[Advantage Logistics] Asia-Europe ocean carriers are cracking down on rogue shippers who incorrectly declare westbound booking container weights and make last-minute verified gross mass (VGM) amendments.
Misdeclared booking weights can cause the weight allocations of individual alliance partners to be exceeded, ships to shut out cargo, contracts to underperform and revenue to be lost.
For instance, Japanese carrier ONE said a $2,000 per container weight discrepancy charge (WDS) would be applicable from 1 July for bookings accepted on or after that date.
ONE said the penalty fee would apply where the cargo weight deviated by more than +/- 3 tons per TEU from the bill of lading instructions and VGM documentation.
Its advisory added: “The implementation of this misdeclaration penalty will support the operational safety for everyone in the cargo handling network, both onshore and onboard ship.”
The International Maritime Organization’s (IMO) Safety of Life at Sea (SOLAS) VGM regulations require the gross mass (cargo gross weight plus container tare weight) of loaded shipping containers to be recorded and verified before they can be loaded onto a vessel for export, came into force on 1 July 2016.
Previously, shippers often estimated the weight of export containers or, in some cases, deliberately misdeclared information, compromising the safe carriage of containers at sea and resulting in many accidents relating to vessel stability and the collapse of container stacks.

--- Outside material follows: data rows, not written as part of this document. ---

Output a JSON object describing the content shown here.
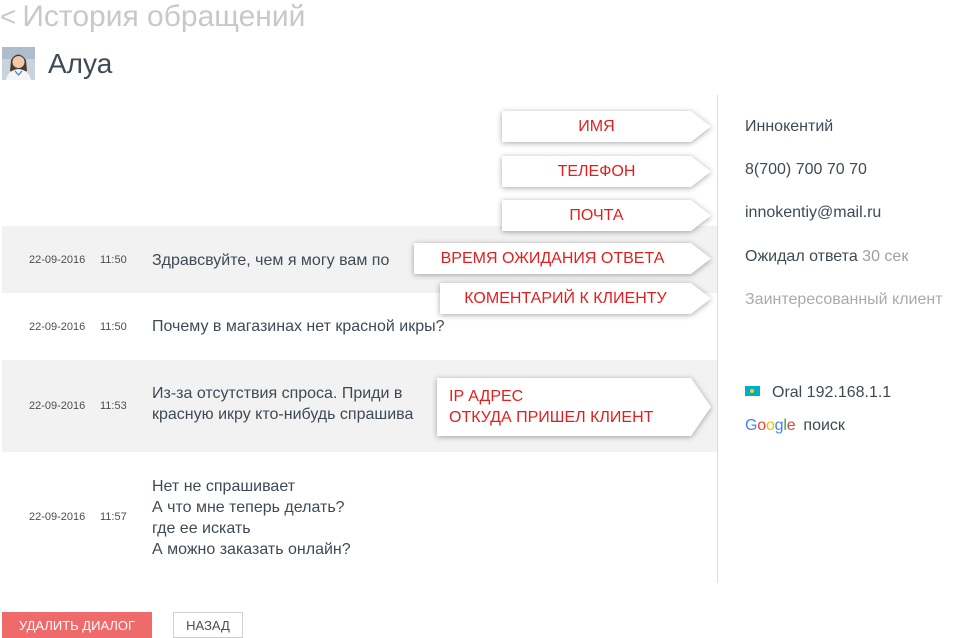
{
  "header": {
    "back_chevron": "<",
    "title": "История обращений"
  },
  "user": {
    "name": "Алуа"
  },
  "messages": [
    {
      "date": "22-09-2016",
      "time": "11:50",
      "lines": [
        "Здравсвуйте, чем я могу вам по"
      ]
    },
    {
      "date": "22-09-2016",
      "time": "11:50",
      "lines": [
        "Почему в магазинах нет красной икры?"
      ]
    },
    {
      "date": "22-09-2016",
      "time": "11:53",
      "lines": [
        "Из-за отсутствия спроса. Приди в",
        "красную икру кто-нибудь спрашива"
      ]
    },
    {
      "date": "22-09-2016",
      "time": "11:57",
      "lines": [
        "Нет не спрашивает",
        "А что мне теперь делать?",
        "где ее искать",
        "А можно заказать онлайн?"
      ]
    }
  ],
  "annotations": {
    "name": "ИМЯ",
    "phone": "ТЕЛЕФОН",
    "email": "ПОЧТА",
    "wait_time": "ВРЕМЯ ОЖИДАНИЯ ОТВЕТА",
    "comment": "КОМЕНТАРИЙ К КЛИЕНТУ",
    "ip_line1": "IP АДРЕС",
    "ip_line2": "ОТКУДА ПРИШЕЛ КЛИЕНТ"
  },
  "client_info": {
    "name": "Иннокентий",
    "phone": "8(700) 700 70 70",
    "email": "innokentiy@mail.ru",
    "wait_label": "Ожидал ответа",
    "wait_value": "30 сек",
    "comment": "Заинтересованный клиент",
    "location": "Oral 192.168.1.1",
    "source_brand": "Google",
    "source_text": "поиск"
  },
  "buttons": {
    "delete": "УДАЛИТЬ ДИАЛОГ",
    "back": "НАЗАД"
  },
  "colors": {
    "accent_red": "#e41e1e",
    "delete_button": "#ef6b6b",
    "shaded_row": "#f2f2f2",
    "kz_flag": "#00aec7"
  }
}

Overall, the VGM regulations have been successfully implemented around the world, resulting in much safer supply chains. However, concerns have been raised in the past over the accuracy of weighing facilities, as well as the number of late VGM amendments.
Moreover, where container lines have an abundance of export cargo to load, as has been the case in the past two years from Asia to Europe and the US, cargo weights become more critical.
At the recent Multimodal event in Birmingham, carriers were less interested in discussing rates with a shipper that wanted to move 20ft containers of animal feed from China to the UK, than if he had been offering them 40ft containers of garden furniture. A carrier representative conceded that his line was currently “restricting heavy boxes from China”.
And carriers have also tightened up on their annual contracts with shippers that specify minimum quantity commitments between the BCO (the shipper) and the shipping line, which have often only focused on volume, to also encompass container weights. According to a carrier source, some shippers have been “conveniently underestimating the weight of their boxes”.
“It drives our ops guys mad,” he said. “The weights they state in the agreements are often nowhere near the actual.”
And ONE appears to suggest it has similar issues. Its advisory added: “The penalty fee also safeguards the commercial integrity of our agreements with all our customers.”